Since you asked about my elementary K-5 choice-based art class, I'll describe
it briefly here. For those of you who are familiar with Karen Ernst, she
offers a wonderful description of her choice-based room in her new book, "A
Teacher's Sketch Journal" (Heinemann, 1997).

I have six stations in my room. They open one by one, during September and
October, and I go over the rules and expectations for each station with each
class as it opens. Always available are: Drawing, 3-D Construction, Computer
(for 2) and Clay. The other two stations change - in the fall we had Collage
and Painting; now it's Paper Mache and Puppetry. Later on, we'll have Fiber
Arts and Printmaking. Some stations require a 2 or 3-week commitment. The
trick is to have everything out and available, so children don't have to ask
me where things are. Anything I don't want them to use is put out of sight.

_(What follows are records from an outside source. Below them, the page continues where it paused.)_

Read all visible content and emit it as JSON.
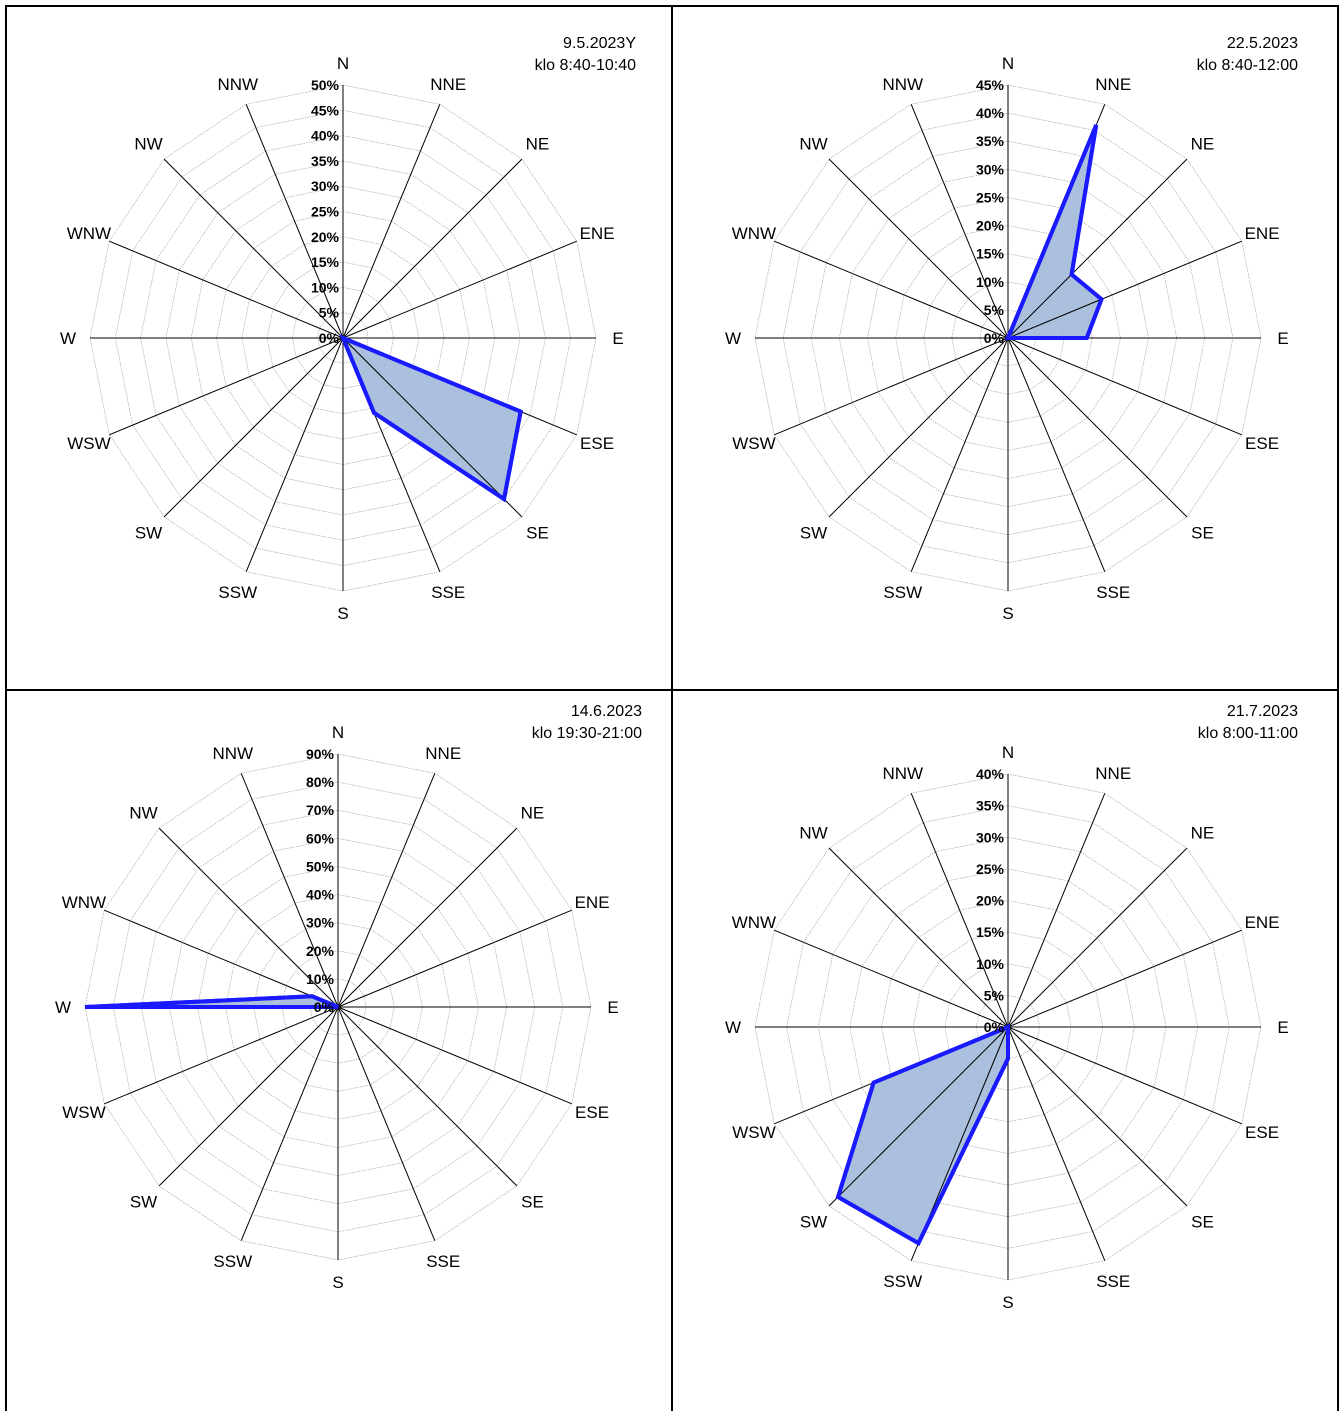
{
  "chart_data": [
    {
      "type": "radar",
      "title_line1": "9.5.2023Y",
      "title_line2": "klo 8:40-10:40",
      "directions": [
        "N",
        "NNE",
        "NE",
        "ENE",
        "E",
        "ESE",
        "SE",
        "SSE",
        "S",
        "SSW",
        "SW",
        "WSW",
        "W",
        "WNW",
        "NW",
        "NNW"
      ],
      "ticks": [
        "0%",
        "5%",
        "10%",
        "15%",
        "20%",
        "25%",
        "30%",
        "35%",
        "40%",
        "45%",
        "50%"
      ],
      "rmax": 50,
      "values": [
        0,
        0,
        0,
        0,
        0,
        38,
        45,
        16,
        0,
        0,
        0,
        0,
        0,
        0,
        0,
        0
      ],
      "line_color": "#1a1aff",
      "fill_color": "#a6bddb",
      "grid": true
    },
    {
      "type": "radar",
      "title_line1": "22.5.2023",
      "title_line2": "klo 8:40-12:00",
      "directions": [
        "N",
        "NNE",
        "NE",
        "ENE",
        "E",
        "ESE",
        "SE",
        "SSE",
        "S",
        "SSW",
        "SW",
        "WSW",
        "W",
        "WNW",
        "NW",
        "NNW"
      ],
      "ticks": [
        "0%",
        "5%",
        "10%",
        "15%",
        "20%",
        "25%",
        "30%",
        "35%",
        "40%",
        "45%"
      ],
      "rmax": 45,
      "values": [
        0,
        41,
        16,
        18,
        14,
        0,
        0,
        0,
        0,
        0,
        0,
        0,
        0,
        0,
        0,
        0
      ],
      "line_color": "#1a1aff",
      "fill_color": "#a6bddb",
      "grid": true
    },
    {
      "type": "radar",
      "title_line1": "14.6.2023",
      "title_line2": "klo 19:30-21:00",
      "directions": [
        "N",
        "NNE",
        "NE",
        "ENE",
        "E",
        "ESE",
        "SE",
        "SSE",
        "S",
        "SSW",
        "SW",
        "WSW",
        "W",
        "WNW",
        "NW",
        "NNW"
      ],
      "ticks": [
        "0%",
        "10%",
        "20%",
        "30%",
        "40%",
        "50%",
        "60%",
        "70%",
        "80%",
        "90%"
      ],
      "rmax": 90,
      "values": [
        0,
        0,
        0,
        0,
        0,
        0,
        0,
        0,
        0,
        0,
        0,
        0,
        90,
        10,
        0,
        0
      ],
      "line_color": "#1a1aff",
      "fill_color": "#a6bddb",
      "grid": true
    },
    {
      "type": "radar",
      "title_line1": "21.7.2023",
      "title_line2": "klo 8:00-11:00",
      "directions": [
        "N",
        "NNE",
        "NE",
        "ENE",
        "E",
        "ESE",
        "SE",
        "SSE",
        "S",
        "SSW",
        "SW",
        "WSW",
        "W",
        "WNW",
        "NW",
        "NNW"
      ],
      "ticks": [
        "0%",
        "5%",
        "10%",
        "15%",
        "20%",
        "25%",
        "30%",
        "35%",
        "40%"
      ],
      "rmax": 40,
      "values": [
        0,
        0,
        0,
        0,
        0,
        0,
        0,
        0,
        5,
        37,
        38,
        23,
        0,
        0,
        0,
        0
      ],
      "line_color": "#1a1aff",
      "fill_color": "#a6bddb",
      "grid": true
    }
  ]
}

If students don't clean up a station at the end of class, the class loses
that station the next week. Management usually runs pretty well, unless I am
not prepared. I still do some whole group lessons, because there are certain
skills everyone needs (and those standards to consider). My K's and 1's use
the stations less because they have a lot of skills to learn! Art History
enters in relation to specific activities - for example, I might show them
Lucy Lewis' work when we open the clay center, or read about artists as they
are working. Obviously, choice works best if you have a room. I tried it on a
cart for a while, but found it too physically demanding. I do know someone
who did it on a cart successfully; she arranged boxes with supplies for each
station, and students did the set-up. You have to REALLY want choice to make
it work on a cart.

Students love to share their work, and we try to allow some time at the end
of class for that. Their work is so much richer than anything I could dream
up for them to do! John has made an entire air fleet of clay, which inspired
many more planes from younger students. Christine is making a huge paper
mache dragon for our office. Matthew discovered that he's good at watercolor.
Yes, sometimes it gets a little crazy, but it makes educational sense to me
and that's why I offer choices to my students.